夜色如墨,城南慈音庵隐在薄雾之中,香火冷清,唯有檐角铜铃随风轻响,像是谁在低语。
苏云绮裹着粗布斗篷,背负药篓,指尖却始终按在腰间那枚温润玉佩上。
它自幼贴身而藏,原主临死前攥得指甲断裂也不肯松手——如今她终于明白,这不只是信物,是钥匙,是血脉的图腾,更是通往母亲死亡真相的最后一道门扉。
春桃早己混入晨间进香的妇人队伍,在供桌下留下三枚铜钱,排成微妙三角。
那是《凤鸣岐山》起调宫、商、角三音的暗记,也是她与红药之间无需言语的密语。
苏云绮低头走过天井,目光扫过廊下那些低头扫地的尼姑——她们十指残缺,无名指或小指齐根断去,动作却极有韵律,仿佛每一扫帚都踩着节拍。
这些不是普通苦修之人,而是被毁了手的乐工,前朝乐籍遗族最后的幸存者。
琴室在后院最深处,门扉紧闭,蛛网横结,可她推门时却发现锁扣虚搭,似有人夜夜开启又悄然掩上。
墙上一幅古画赫然入目:《九韶女官图》。
画中女子端坐于金殿之上,怀抱琵琶,眉心一点朱砂痣如血滴落。
那一瞬,苏云绮呼吸一滞——这容貌,分明是她梦里千回百转的母亲!
那个在难产血泊中挣扎着哼唱残调的女人,那个用指尖写下“音”字便咽气的尚书夫人!
她颤抖着取出机关折扇——这件由萧弈命东厂巧匠依她图纸打造的奇物,内嵌七根微型簧片,可精准发出特定频率的音波。

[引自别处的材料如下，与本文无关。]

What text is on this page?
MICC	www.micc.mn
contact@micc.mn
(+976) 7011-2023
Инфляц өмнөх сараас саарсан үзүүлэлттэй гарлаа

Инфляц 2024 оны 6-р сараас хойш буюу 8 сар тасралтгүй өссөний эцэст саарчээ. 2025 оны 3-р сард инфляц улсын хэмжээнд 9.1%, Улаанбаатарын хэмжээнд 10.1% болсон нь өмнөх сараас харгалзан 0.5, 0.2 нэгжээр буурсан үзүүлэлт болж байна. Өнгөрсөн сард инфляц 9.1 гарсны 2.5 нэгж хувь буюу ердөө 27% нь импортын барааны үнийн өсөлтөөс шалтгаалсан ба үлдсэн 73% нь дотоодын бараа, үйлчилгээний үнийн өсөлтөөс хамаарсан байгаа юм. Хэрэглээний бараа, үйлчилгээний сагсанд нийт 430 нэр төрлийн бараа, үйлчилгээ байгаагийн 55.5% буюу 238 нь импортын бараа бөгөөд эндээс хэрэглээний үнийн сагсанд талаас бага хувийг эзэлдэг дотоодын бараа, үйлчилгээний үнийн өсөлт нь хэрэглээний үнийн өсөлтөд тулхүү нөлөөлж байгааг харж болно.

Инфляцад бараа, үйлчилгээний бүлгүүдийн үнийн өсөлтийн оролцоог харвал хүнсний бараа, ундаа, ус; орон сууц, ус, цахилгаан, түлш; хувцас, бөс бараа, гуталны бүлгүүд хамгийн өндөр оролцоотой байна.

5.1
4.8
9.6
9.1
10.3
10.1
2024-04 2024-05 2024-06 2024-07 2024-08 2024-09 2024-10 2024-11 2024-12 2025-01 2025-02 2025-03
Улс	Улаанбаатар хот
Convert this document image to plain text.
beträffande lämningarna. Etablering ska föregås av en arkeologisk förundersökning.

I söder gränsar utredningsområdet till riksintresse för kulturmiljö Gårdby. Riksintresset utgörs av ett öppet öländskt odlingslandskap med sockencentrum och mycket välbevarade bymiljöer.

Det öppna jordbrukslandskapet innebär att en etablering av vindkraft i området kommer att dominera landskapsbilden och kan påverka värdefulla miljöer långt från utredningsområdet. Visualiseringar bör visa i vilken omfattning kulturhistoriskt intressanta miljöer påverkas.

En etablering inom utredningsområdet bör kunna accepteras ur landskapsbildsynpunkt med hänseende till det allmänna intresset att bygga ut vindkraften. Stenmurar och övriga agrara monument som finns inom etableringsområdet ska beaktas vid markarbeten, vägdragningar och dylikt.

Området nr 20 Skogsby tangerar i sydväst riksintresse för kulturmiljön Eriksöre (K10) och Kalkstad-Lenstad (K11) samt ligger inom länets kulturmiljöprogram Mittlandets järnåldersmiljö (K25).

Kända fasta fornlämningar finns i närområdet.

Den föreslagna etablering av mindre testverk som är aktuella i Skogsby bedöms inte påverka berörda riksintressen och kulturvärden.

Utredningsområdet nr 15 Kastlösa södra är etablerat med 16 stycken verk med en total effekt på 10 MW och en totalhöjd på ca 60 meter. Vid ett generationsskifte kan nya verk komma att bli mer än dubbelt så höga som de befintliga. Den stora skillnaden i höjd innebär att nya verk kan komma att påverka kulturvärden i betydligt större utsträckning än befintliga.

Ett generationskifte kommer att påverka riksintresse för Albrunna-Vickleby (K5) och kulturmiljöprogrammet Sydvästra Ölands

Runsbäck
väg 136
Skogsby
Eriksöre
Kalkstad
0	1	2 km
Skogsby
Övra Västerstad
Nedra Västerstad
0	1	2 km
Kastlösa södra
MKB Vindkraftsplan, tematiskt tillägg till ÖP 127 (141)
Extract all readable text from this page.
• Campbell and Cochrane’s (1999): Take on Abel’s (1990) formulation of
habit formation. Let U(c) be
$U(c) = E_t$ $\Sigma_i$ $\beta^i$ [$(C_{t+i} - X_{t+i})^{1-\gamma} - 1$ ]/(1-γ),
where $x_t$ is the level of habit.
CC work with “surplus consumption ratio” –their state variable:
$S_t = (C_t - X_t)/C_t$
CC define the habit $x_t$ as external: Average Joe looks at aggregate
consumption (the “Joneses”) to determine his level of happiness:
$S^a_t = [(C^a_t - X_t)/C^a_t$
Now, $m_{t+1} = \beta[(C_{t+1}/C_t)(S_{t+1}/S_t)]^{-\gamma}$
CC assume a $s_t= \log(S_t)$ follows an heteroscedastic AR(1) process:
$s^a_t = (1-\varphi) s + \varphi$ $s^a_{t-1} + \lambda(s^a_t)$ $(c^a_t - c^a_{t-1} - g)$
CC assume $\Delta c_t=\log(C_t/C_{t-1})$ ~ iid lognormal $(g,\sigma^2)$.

现代声学知识告诉她,某些神经性失语并非不可逆,只要找到原始声带记忆的共振点……
她深吸一口气,按下第一组卡榫。
“嗡——”
一声清越之音划破寂静,正是《凤鸣岐山》开篇宫音,带着古老祭祀乐特有的颤震节奏。
木门忽然“吱呀”一声,缓缓开启。
灰影浮现,哑姑拄着乌木杖缓步而来。
三十年未言,传说她因泄露圣乐遭毒刑封喉,双唇以银线缝合,首至今日线痕犹在。
她双眼浑浊,却死死盯住那柄正在发声的折扇,身子微微发抖。
苏云绮收扇,轻声道:“昔有佳人公孙氏,一舞剑器动西方……今我孤女承遗音,可否听一句回响?”
话音落下,万籁俱寂。
哑姑猛地抬手,枯瘦手指颤抖着指向自己喉咙,随后做出一个割喉的动作,眼泪骤然滚落,砸在地上碎成八瓣。
苏云绮心口一痛——原来如此。
她不是不能说,是不敢说;不是失语,是被人硬生生掐断了声音!
她立刻改换策略,不再强求言语,而是打开折扇第二层机关,将簧片调至人体声带基础振动频率——125赫兹左右,辅以轻微脉冲模拟肌肉收缩。
“嗡……嗡……嗡……”
连续七次轻弹,每一次都精准敲击在空气中最不易察觉的波段上。
第八次,哑姑喉间突然挤出一丝嘶哑气音:
“……宫……”
苏云绮瞳孔骤缩!
这不是无意识的呻吟,是五音之首,是雅乐根基!
她立刻接唱:“宫生徵,徵生商——这是《九韶遗律》的逆推序!”
老人浑身剧震,如同遭雷击般猛然扑上前,膝盖重重磕在地上,颤抖的手指在积尘的地面上狠狠划下三个字:
李怀音。
笔画歪斜却力透石缝,写罢便剧烈咳嗽起来,嘴角渗出血丝,染红了灰白胡须。
苏云绮迅速从袖中取出随身携带的小册子——那是她穿越后凭记忆整理的“古代音乐志”,记录了历代乐官名录与典章制度。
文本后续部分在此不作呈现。